Clemenceau, Georges Eugène Benjamin

 

Born Sept. 28, 1841, in Mouilleron-en-Pareds; died Nov. 24, 1929, in Paris. French politician and statesman.

By education, Clemenceau was a doctor. He became a member of the Académie Française in 1918. During the Second Empire, he was a radical republican. After France had lost several battles in its war with Prussia in 1870–71, Clemenceau nevertheless advocated continuing the war. As a deputy in the National Assembly, he voted against the Treaty of Frankfurt (1871). During the Paris Commune of 1871, Clemenceau attempted to “reconcile” the Communards and the Versailles government. In the early 1880’s, Clemenceau became a leader of the bourgeois radicals and put forward a wide-ranging plan of democratic reforms, borrowed in part from the program of the Labor Party (founded in 1879). A strong advocate of a revanchist war against Germany, Clemenceau in the 1880’s harshly condemned the French ruling circles for their policy of colonial expansion, which in his opinion weakened France’s position in Europe. These attacks in the Chamber of Deputies and in the press helped to bring down the cabinets of Gambetta, Ferry, and Brisson and created for Clemenceau the reputation of a “destroyer of ministries.” His temperamental and slashing addresses to parliament earned him the sobriquet “The Tiger.”

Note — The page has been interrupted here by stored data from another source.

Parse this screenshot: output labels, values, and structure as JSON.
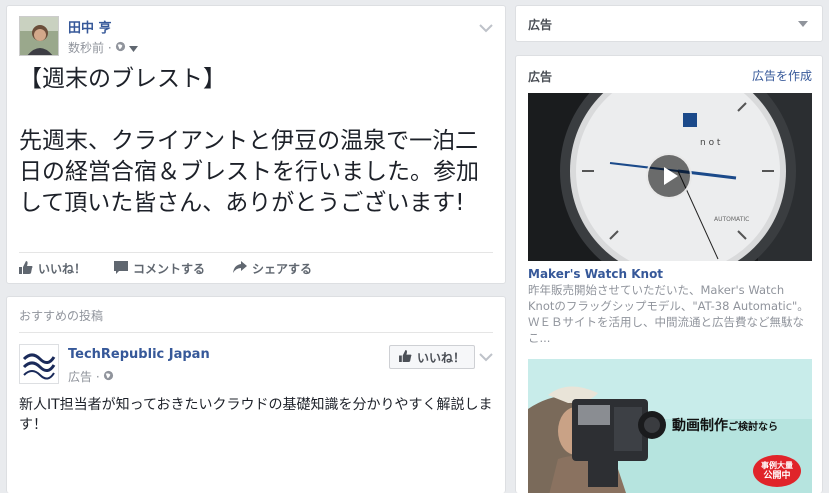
{
  "post": {
    "author": "田中 亨",
    "timestamp": "数秒前 ·",
    "text": "【週末のブレスト】\n\n先週末、クライアントと伊豆の温泉で一泊二日の経営合宿＆ブレストを行いました。参加して頂いた皆さん、ありがとうございます!",
    "actions": {
      "like": "いいね！",
      "comment": "コメントする",
      "share": "シェアする"
    }
  },
  "recommended": {
    "header": "おすすめの投稿",
    "page_name": "TechRepublic Japan",
    "meta": "広告 ·",
    "like_button": "いいね！",
    "text": "新人IT担当者が知っておきたいクラウドの基礎知識を分かりやすく解説します！"
  },
  "sidebar": {
    "ad_header_1": "広告",
    "ad_header_2": "広告",
    "create_ad": "広告を作成",
    "ad1": {
      "title": "Maker's Watch Knot",
      "description": "昨年販売開始させていただいた、Maker's Watch Knotのフラッグシップモデル、\"AT-38 Automatic\"。ＷＥＢサイトを活用し、中間流通と広告費など無駄なこ..."
    },
    "ad2": {
      "headline": "動画制作",
      "headline_small": "ご検討なら",
      "badge_line1": "事例大量",
      "badge_line2": "公開中"
    }
  },
  "colors": {
    "link": "#365899",
    "muted": "#90949c",
    "background": "#e9ebee"
  },
  "icons": [
    "globe-icon",
    "chevron-down-icon",
    "like-icon",
    "comment-icon",
    "share-icon",
    "play-icon",
    "caret-down-icon"
  ]
}
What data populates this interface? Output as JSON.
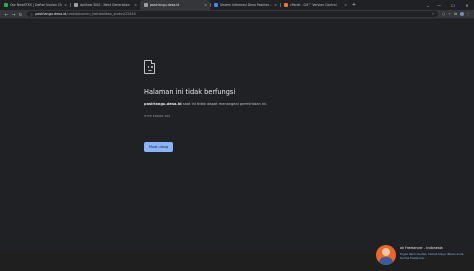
{
  "tabs": [
    {
      "title": "Opr NewSTKS | Daftar Usulan Ch",
      "favicon_color": "#34a853",
      "active": false
    },
    {
      "title": "Aplikasi SIKS - Next Generation",
      "favicon_color": "#9aa0a6",
      "active": false
    },
    {
      "title": "pasirlangu.desa.id",
      "favicon_color": "#9aa0a6",
      "active": true
    },
    {
      "title": "Sistem Informasi Desa Pasirlangu",
      "favicon_color": "#4285f4",
      "active": false
    },
    {
      "title": "cPanel - Git™ Version Control",
      "favicon_color": "#ff6c2c",
      "active": false
    }
  ],
  "tab_close": "×",
  "new_tab": "+",
  "tab_search_icon": "⌄",
  "window_controls": {
    "minimize": "—",
    "maximize": "☐",
    "close": "✕"
  },
  "nav": {
    "back": "←",
    "forward": "→",
    "reload": "↻"
  },
  "omnibox": {
    "info_icon": "ⓘ",
    "host": "pasirlangu.desa.id",
    "path": "/umkdokumen_kembalikan_status/22445",
    "star": "☆"
  },
  "extensions": {
    "ext1": "⬡",
    "ext2": "✧",
    "puzzle": "⧉",
    "menu": "⋮"
  },
  "error": {
    "title": "Halaman ini tidak berfungsi",
    "host_bold": "pasirlangu.desa.id",
    "desc_rest": " saat ini tidak dapat menangani permintaan ini.",
    "code": "HTTP ERROR 500",
    "reload_button": "Muat ulang"
  },
  "toast": {
    "header": "ak Freelancer - Indonesia",
    "message": "Tugas lebih mudah, hemat biaya. Bisnis anda terima freelancer ..."
  }
}
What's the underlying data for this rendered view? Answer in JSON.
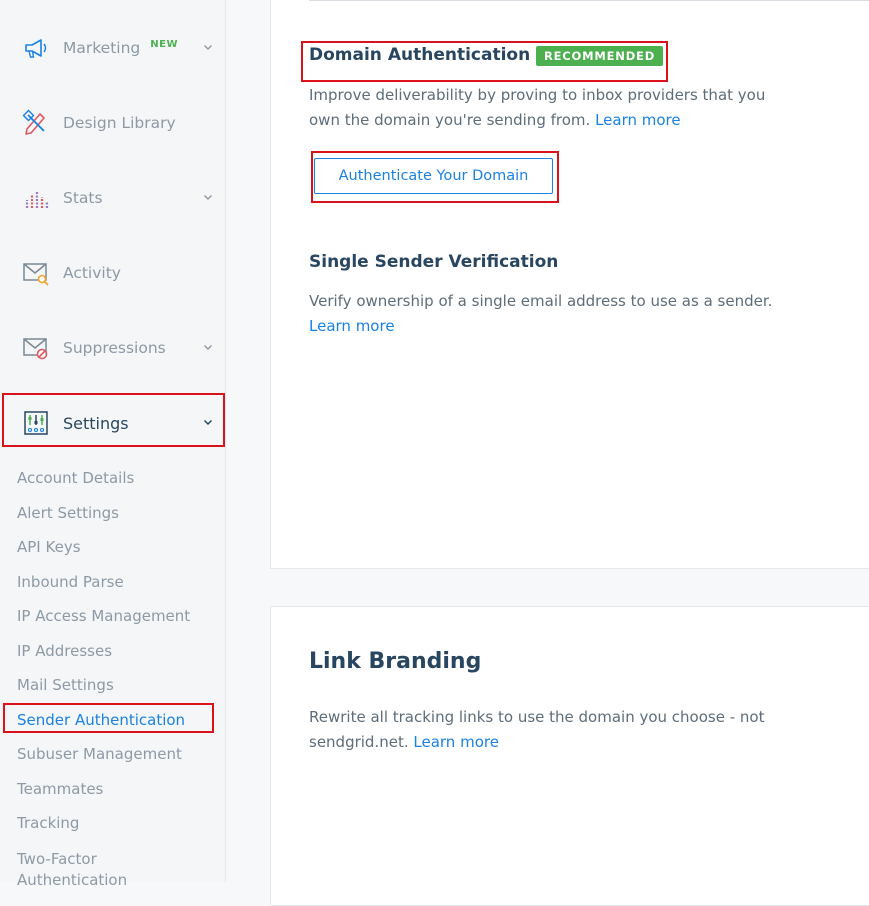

After becoming indirectly involved in the Panama Scandal, Clemenceau was defeated in the elections of 1893. He was active in the defense of A. Dreyfus. In 1902 and again in 1909 he was elected to the Senate. From March to October 1906 he was minister of the interior and from October 1906 to July 1909 prime minister. On taking power, Clemenceau cruelly repressed manifestations of the labor and democratic movements. In the years before World War I, he carried on intensive chauvinistic and militaristic propaganda. He fought against the Socialists and harshly criticized his political rivals in the bourgeois camp, including R. Poincaré, A. Briand, and J. Caillaux, for choosing a course in domestic and foreign policy that he charged was insufficiently tough. From the very start of the war, he demanded complete victory over Germany, whatever the cost. In November 1917, he became prime minister and simultaneously minister of war. He tried to establish a dictatorial regime. He organized anti-Soviet intervention and offered support to the White Guard generals Kolchak and Denikin. Clemenceau also played a major role in organizing the suppression of the Hungarian Soviet Republic. As chairman of the Paris Peace Conference of 1919–20 and chief of the French delegation, he was one of the authors of the Versailles Peace Treaty of 1919 and strove to establish a military and political hegemony of French imperialism in Europe. Defeated in the presidential elections of 1920, Clemenceau left active political life.

REFERENCES

Rusanov, N. S. Gallereia sovremennykh frantsuzskikh znamenitostei. St. Petersburg, 1906.
Mordacq, H. Le Ministère Clemenceau, 4 vols. Paris, 1930–31.
Hadancourt, G. Clemenceau. . . . Paris, 1958.
Ratinaud, J. Clemenceau ou la colère et la gloire, 7th ed. Paris, 1958.
King, J. Foch Versus Clemenceau. Cambridge, 1960.